Die US-amerikanische Schriftstellerin Joan Didion, die innerhalb kurzer Zeit ihren Ehemann und ihre Tochter verlor, schreibt in Das Jahr magischen Denkens: „Leid, so stellt sich heraus, ist ein Ort, den von uns niemand kennt, solange wir nicht dort sind.“ Vor genau einem Jahr ist meine Oma gestorben und mittlerweile kenne ich ihn besser, diesen Ort, der Leid heißt, Trauer. Ich kann ihn besser navigieren – und habe ihn als einen der vielen Orte akzeptiert, die ich in meinem Leben besuche.
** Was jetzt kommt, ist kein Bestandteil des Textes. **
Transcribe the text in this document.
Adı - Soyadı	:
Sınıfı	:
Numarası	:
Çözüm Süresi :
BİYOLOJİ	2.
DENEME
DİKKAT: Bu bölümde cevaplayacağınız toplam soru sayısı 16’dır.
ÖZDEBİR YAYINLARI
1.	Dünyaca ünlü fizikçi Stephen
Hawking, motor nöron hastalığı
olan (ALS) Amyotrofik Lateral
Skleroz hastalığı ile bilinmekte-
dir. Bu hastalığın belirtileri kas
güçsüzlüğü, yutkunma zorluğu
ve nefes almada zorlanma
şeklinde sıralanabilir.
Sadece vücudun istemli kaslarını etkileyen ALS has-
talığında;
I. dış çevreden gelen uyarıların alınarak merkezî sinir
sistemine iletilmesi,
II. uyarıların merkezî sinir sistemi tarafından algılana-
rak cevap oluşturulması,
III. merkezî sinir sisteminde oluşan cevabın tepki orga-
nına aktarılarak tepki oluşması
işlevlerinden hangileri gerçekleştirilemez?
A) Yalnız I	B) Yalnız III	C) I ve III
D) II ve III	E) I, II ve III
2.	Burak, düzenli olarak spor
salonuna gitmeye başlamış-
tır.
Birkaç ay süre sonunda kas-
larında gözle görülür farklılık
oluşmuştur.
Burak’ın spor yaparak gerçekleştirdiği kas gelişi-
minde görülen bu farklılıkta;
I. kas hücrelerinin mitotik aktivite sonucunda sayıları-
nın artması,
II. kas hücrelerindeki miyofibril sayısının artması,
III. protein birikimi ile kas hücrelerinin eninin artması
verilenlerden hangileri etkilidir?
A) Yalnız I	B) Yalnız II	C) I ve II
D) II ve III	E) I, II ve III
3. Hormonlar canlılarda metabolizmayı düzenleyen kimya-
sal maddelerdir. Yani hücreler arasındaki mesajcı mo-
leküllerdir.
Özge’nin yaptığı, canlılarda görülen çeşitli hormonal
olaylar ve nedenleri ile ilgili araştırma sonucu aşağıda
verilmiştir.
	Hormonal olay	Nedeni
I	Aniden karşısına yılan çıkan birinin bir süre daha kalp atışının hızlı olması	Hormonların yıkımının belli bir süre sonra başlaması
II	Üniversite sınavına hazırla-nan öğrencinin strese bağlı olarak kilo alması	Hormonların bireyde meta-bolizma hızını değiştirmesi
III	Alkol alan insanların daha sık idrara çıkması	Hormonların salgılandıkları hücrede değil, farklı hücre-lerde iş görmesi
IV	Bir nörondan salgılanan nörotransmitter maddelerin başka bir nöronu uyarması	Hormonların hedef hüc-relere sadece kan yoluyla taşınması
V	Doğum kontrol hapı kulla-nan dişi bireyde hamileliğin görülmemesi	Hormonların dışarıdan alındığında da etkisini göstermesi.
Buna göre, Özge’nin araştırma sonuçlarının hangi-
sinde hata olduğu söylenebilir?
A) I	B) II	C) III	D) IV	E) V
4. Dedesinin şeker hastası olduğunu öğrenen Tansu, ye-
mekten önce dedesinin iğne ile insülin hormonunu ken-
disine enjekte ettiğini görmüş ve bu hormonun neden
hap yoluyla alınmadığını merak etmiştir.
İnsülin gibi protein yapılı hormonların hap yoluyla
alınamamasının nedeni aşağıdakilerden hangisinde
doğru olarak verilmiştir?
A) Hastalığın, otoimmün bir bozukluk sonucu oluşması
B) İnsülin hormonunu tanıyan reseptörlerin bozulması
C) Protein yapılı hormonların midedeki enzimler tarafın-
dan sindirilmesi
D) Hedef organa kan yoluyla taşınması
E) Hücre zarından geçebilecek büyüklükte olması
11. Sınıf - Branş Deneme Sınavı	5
Ich bin immer noch nicht wieder die, die ich einmal war. Vielleicht werde ich nie wieder diese Person sein, die Person, die ich war, als meine Oma noch zu meinem Leben gehörte. Das ist okay. Ein Jahr nach dem Tod meiner Oma bin ich immer noch sehr oft sehr traurig, aber nicht mehr so oft wie noch vor ein paar Monaten. Vor allem bin ich dankbar: für die Zeit, die ich mit meiner Oma hatte, für alles, was diese bockige, störrische, eitle, großzügige, kleine Frau mir gegeben hat. Meine Oma Betty.
Hallo Julia,
welch wunderschöner Text!
Ich kann dir aus Erfahrung sagen, dass die Trauer über den Verlust aller lieben Menschen nie vergeht! Sie ist nicht mehr ständiger Begleiter - aber sie kommt immer wieder, wenn besondere Tage, Situationen oder sogar Gerüche dich an den Menschen erinnern. Man muss lernen damit zu leben! Mit der Zeit drängen sich dann die positiven, schönen, lustigen Erinnerungen dazwischen und man freut sich darüber, Zeit mit den lieben Menschen verbracht zu haben!
Jutta ❤️
Vielen Dank für diesen schönen Text, jetzt habe ich das Gefühl, deine Oma ein kleines bisschen zu kennen. Und frage mich, wie es gewesen wäre, wenn meine Großeltern länger gelebt hätten. Sie sind gestorben, als ich noch in der Schule und Anfang 20 war, und ich glaube, unsere Beziehung hätte sich unter anderen Umständen noch stark verändert (so oft fallen mir Fragen ein, die ich heute gern stellen würde!).